El rey, desesperado, tocó de nuevo la
campana. Llamó a los hombres más forzudos
de la guardia, y les ordenó desvestir al
príncipe, pero ninguno logró su intento.
—¡Rompan el traje! —gritó el rey.
Pero nadie fue capaz de romperlo.
—Yo lo rasgaré con mi espada —dijo un
oficial de la guardia. Pero la espada se hizo
pedazos y el traje continuó encogiéndose, sin sufrir ni una rasgadura. Finalmente el
príncipe cayó desmayado y la ropa siguió contrayéndose.
—¡Mi hijo se muere!... ¡Auxilio! —gritaba el rey, con lágrimas en los ojos.
Cuando todo parecía perdido, llegó el consejero del monarca y dijo:
—Hagan volver al mago. Es el único que puede salvarlo.
Mil servidores, montados a caballo, partieron entonces hacia los cuatro puntos
cardinales. No tardaron en dar alcance al fugitivo y lo trajeron encadenado al palacio.
—¡Maldito hechicero, quita ese traje al príncipe, o te haré cortar la cabeza!... —rugió
el rey.
Pero el traje se encogió más y el príncipe pareció lanzar su último suspiro.
—¡Trátame en otra forma, si no quieres ver morir a tu hijo! —respondió el mago
altivamente.
El rey se puso fuera de sí. Sacó su espada y apuntó con ella a la garganta del mago.
—¡Por las malas nada conseguirás! ¡Mira cómo se encoge el traje!...

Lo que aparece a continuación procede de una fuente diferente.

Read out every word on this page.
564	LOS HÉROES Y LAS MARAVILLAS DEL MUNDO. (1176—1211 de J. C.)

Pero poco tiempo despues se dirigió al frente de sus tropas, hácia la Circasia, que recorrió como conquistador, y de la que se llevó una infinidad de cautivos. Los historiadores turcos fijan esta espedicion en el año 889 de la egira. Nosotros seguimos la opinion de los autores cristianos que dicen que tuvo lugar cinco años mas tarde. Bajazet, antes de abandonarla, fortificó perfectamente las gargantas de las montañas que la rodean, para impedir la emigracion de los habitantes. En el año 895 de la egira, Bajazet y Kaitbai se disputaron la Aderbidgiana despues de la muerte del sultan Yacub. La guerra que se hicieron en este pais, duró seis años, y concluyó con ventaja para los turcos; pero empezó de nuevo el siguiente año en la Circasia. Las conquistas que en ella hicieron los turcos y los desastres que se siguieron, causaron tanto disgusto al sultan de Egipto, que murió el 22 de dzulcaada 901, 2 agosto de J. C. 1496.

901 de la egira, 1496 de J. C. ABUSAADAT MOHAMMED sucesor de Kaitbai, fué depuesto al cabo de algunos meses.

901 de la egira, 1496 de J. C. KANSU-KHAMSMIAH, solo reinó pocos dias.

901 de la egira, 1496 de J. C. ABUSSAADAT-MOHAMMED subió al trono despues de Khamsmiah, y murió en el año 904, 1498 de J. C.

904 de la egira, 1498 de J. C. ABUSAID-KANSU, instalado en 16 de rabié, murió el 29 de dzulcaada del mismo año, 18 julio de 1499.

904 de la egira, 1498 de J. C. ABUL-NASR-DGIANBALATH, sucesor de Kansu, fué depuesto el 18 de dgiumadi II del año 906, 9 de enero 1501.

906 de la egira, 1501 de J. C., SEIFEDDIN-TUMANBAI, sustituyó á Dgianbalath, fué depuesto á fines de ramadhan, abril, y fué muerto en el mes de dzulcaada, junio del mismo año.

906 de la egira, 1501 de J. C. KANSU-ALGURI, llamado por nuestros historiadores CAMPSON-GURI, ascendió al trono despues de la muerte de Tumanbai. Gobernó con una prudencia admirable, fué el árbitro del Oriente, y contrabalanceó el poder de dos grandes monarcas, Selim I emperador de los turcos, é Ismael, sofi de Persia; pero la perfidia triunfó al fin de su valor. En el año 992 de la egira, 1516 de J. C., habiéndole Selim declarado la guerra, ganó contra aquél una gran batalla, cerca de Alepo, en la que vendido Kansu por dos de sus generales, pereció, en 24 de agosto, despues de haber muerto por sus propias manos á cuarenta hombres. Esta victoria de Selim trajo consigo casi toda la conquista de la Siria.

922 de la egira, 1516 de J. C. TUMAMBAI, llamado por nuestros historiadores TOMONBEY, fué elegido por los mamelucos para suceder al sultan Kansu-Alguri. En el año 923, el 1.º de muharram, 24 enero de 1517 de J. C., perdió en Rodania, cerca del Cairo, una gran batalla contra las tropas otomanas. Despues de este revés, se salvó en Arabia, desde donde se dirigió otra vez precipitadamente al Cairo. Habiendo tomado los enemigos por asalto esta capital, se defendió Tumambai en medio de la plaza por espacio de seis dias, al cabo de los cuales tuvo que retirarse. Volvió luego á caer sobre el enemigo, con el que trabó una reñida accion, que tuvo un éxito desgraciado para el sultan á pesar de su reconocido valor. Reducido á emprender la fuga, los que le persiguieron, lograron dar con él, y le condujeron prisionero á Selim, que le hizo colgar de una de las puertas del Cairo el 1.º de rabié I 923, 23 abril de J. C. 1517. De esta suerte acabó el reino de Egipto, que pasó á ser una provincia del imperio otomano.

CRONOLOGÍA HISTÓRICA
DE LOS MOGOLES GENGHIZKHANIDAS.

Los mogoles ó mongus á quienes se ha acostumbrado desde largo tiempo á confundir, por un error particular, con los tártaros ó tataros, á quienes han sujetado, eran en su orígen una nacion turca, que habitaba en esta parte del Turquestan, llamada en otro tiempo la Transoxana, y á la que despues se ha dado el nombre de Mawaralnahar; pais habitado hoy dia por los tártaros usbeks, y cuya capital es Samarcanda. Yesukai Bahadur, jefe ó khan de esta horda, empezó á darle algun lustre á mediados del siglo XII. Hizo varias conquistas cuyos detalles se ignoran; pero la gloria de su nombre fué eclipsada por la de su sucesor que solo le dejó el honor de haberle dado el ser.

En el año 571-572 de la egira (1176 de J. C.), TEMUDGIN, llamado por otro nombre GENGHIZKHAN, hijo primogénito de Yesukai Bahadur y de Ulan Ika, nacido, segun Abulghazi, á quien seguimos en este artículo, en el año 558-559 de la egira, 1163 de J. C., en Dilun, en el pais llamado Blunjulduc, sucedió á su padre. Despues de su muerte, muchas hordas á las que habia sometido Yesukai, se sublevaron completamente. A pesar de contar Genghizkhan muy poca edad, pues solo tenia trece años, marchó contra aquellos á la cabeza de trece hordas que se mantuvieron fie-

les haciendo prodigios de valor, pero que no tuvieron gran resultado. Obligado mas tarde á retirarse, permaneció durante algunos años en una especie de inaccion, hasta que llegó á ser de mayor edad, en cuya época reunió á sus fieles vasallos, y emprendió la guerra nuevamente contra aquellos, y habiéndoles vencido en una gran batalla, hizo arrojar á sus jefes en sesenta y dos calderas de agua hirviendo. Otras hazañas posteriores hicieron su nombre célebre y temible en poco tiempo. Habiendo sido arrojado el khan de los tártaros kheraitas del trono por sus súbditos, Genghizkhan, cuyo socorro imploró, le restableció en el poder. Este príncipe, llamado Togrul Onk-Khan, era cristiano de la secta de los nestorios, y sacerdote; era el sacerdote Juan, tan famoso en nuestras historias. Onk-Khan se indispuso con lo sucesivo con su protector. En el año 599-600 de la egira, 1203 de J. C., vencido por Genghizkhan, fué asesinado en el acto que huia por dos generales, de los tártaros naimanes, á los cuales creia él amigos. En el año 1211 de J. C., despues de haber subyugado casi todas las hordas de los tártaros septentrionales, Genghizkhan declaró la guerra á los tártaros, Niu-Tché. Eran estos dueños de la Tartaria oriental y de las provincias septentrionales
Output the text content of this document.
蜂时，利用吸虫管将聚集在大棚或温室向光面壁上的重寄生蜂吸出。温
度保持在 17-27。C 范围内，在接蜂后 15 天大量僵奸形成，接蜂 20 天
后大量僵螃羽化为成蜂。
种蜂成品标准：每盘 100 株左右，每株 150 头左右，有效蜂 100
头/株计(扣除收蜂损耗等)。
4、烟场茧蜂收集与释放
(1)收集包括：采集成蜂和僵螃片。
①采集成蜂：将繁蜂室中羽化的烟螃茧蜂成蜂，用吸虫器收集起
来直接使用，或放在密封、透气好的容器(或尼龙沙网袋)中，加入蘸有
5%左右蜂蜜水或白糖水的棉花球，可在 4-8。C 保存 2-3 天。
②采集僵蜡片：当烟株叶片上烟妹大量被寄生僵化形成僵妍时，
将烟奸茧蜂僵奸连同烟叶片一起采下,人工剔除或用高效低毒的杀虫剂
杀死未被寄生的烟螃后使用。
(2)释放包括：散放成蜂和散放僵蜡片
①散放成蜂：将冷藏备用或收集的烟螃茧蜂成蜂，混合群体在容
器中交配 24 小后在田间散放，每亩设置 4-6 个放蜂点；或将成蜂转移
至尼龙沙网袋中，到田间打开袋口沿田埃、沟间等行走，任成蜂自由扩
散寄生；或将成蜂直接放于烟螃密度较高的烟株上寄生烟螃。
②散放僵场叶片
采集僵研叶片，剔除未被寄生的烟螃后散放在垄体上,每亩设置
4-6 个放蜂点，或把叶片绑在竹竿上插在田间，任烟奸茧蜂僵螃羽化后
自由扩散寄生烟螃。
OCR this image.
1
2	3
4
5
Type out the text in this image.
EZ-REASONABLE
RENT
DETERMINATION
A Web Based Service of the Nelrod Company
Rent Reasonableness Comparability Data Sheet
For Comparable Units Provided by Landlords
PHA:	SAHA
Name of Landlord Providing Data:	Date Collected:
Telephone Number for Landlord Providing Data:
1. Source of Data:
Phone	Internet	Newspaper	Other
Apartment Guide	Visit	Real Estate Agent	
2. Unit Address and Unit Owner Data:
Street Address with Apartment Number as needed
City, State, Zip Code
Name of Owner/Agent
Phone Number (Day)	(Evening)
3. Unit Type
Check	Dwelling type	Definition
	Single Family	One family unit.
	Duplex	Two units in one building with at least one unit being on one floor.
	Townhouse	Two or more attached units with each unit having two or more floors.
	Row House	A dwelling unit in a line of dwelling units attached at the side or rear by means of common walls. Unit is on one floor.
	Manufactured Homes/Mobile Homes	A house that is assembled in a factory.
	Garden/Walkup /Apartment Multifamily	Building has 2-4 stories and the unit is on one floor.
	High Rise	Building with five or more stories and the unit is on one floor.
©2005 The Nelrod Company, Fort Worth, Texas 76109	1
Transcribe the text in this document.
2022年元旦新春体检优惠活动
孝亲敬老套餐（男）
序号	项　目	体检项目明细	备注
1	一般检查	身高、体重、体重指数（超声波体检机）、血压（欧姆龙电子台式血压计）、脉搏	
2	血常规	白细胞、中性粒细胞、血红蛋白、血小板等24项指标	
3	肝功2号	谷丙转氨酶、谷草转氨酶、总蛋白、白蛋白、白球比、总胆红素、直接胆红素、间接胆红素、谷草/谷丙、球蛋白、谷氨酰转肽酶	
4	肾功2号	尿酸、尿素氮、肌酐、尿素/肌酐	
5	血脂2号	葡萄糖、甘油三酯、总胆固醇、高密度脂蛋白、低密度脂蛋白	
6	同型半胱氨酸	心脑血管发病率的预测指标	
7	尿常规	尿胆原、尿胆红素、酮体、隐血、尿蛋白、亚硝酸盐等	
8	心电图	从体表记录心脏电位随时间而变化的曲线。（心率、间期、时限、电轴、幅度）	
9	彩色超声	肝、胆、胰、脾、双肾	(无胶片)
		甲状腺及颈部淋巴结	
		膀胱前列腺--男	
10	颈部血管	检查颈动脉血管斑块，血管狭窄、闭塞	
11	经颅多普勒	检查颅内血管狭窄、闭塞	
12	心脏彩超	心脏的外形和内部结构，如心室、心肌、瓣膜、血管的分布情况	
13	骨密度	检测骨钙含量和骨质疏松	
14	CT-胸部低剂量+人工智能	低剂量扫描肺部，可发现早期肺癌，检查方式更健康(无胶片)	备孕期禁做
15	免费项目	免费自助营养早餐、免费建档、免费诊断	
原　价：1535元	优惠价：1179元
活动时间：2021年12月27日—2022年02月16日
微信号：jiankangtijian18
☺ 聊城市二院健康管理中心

En efecto, el traje se encogió tanto, que crujieron los huesos del príncipe.
—¡Piedad! —gritó el rey, al ver aquello—. ¡Salva a mi hijo y te haré el hombre más
rico del reino!...
—Está bien que cambies de tono —dijo el mago, sin inmutarse—. Pero las riquezas
que me ofreces no salvarán al príncipe.
—Di entonces, hombre cruel, ¿qué debo hacer para salvarlo?
—Debes remediar todo el daño que él hizo y las injusticias que tú cometiste por
complacerlo.
—Lo haré —dijo el rey—, pero sálvalo.
—Yo no puedo salvarlo, todo depende de ti —repuso el mago.
El rey llamó entonces a sus ministros.
—Ordeno que se reparen todos los daños que causó el príncipe a la gente del reino.
El traje dejó de encogerse, pero no volvió a su estado normal.
—¿Por qué no se estira, si ya ordené lo que pedías?
—Es que algunos males son irreparables.
—¿Entonces mi hijo morirá estrangulado por esa maldita prenda?
—No morirá. El traje se irá abriendo con cada buena obra que realices.